We are in one of those historical phases which ideologically are always indebted to the ideas and themes of the reactionary classes of the past. The institutionalization of racism was in the USA the price paid by a triumphant bourgeoisie, but weakened by the civil war, to the oligarchies of the South to avoid the constant danger of a counterrevolution. When a couple of decades later it itself began to fear the labor movement, that is, when it began to display the elements that would later make it a reactionary class, it greenlighted racial segregation.
The workingwomen of the Commune in Paris, nemesis of the «first wave» of feminists.
We can say pretty much the same thing about sexism as an ideological reflection of the systematic discrimination against women.
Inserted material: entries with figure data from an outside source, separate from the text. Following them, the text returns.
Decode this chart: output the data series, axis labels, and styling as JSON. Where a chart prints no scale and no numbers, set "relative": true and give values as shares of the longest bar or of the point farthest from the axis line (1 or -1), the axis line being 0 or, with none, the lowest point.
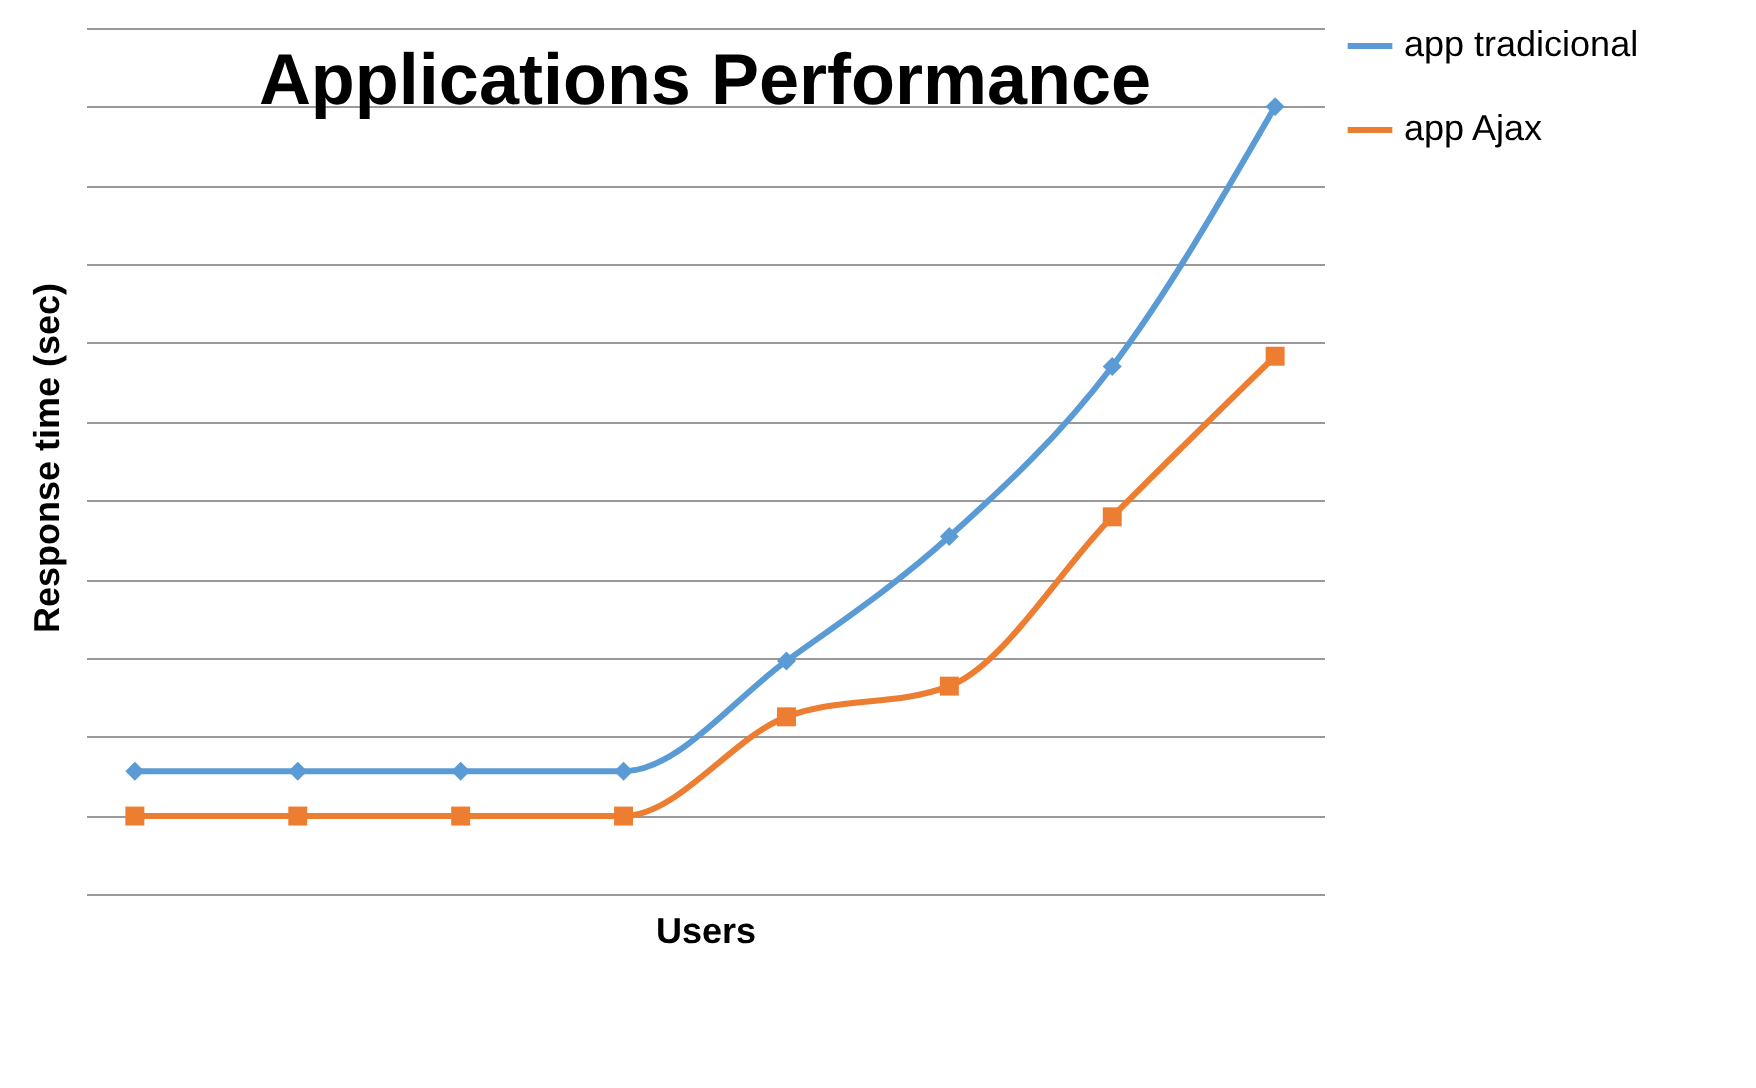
{
  "chart_data": {
    "type": "line",
    "title": "Applications Performance",
    "xlabel": "Users",
    "ylabel": "Response time (sec)",
    "relative": true,
    "grid": "y",
    "legend": "right",
    "line_style": "solid",
    "categories": [
      null,
      null,
      null,
      null,
      null,
      null,
      null,
      null
    ],
    "series": [
      {
        "name": "app tradicional",
        "color": "#5b9bd5",
        "marker": "diamond",
        "values": [
          0.156,
          0.156,
          0.156,
          0.156,
          0.296,
          0.454,
          0.67,
          1
        ]
      },
      {
        "name": "app Ajax",
        "color": "#ed7d31",
        "marker": "square",
        "values": [
          0.099,
          0.099,
          0.099,
          0.099,
          0.225,
          0.264,
          0.479,
          0.683
        ]
      }
    ]
  }
}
The original openness of the bourgeoisie's revolutionary moment towards universal citizenship turned to prudery and caution as soon as the workers' movement appeared. The Paris Commune reinforced its resistance against allowing universal suffrage. And only when the socialist movement made it explicit in its program that it did not conceive of universal suffrage without the vote of working-class women, did the bourgeoisie begin to consider feminism... because it limited its suffragist aspiration to property-owning women and hoped to attract part of the class movement's base. And in fact, the United Kingdom extended the right to vote to the women of the petty bourgeoisie during the war -when anything goes in order to drive the workers into the imperialist slaughterhouse. Germany is the first developed country to impose universal mixed suffrage, and it does so immediately afterwards the German revolution and only as part of the renovation of the political apparatus it is forced to make in order to try to entrench the counterrevolution.
Between oligarchic-colonial racism and racialism, between the sexism that tied the bourgeoisie to the last moral remnants of the Ancien Régime, voicing its own fear of the world it was itself creating, and feminism, there are more than just a few symmetries.
The historical contradictions of the system have turned the bourgeoisie into a class as reactionary as those who resisted the introduction of capitalism. Like them, it is incapable of maintaining its hegemony by uniting society as a whole and bringing it to a better place. Capitalism no longer has anything better to offer us. So, like the feudalizing aristocracies and oligarchies of the eighteenth and nineteenth centuries, the only way and the only discourses that serve to enforce the needs of the system are divisive, fracture society while hieghtening and disfiguring contradictions and conflicts under a halo of black pessimism about our species and its nature.
This is what makes racialism and feminism significant as epochal ideologies: the bourgeoisie can no longer raise an egalitarian ideal, even on its terms. It can no longer sell a better future for the whole of society, it can no longer better meet universal needs but rather confronts them directly with ever more cruelty. It needs to divide the workers into identities and place them under the tutelage of the petty bourgeoisie in order to divert the channels of their discontent.
The adoption as state ideologies of different identitarianisms -racialism, feminism, ethnicism, religious utopias...- reminds us that the historical time of capitalism and of the class that leads it is over. There is no ideology, morality or discourse capable of giving line to a true human development within the system, simply because there is no future within the system. The only possible future for Humanity as a whole will not come from the hand of the bourgeoisie, but from the workers' own struggle.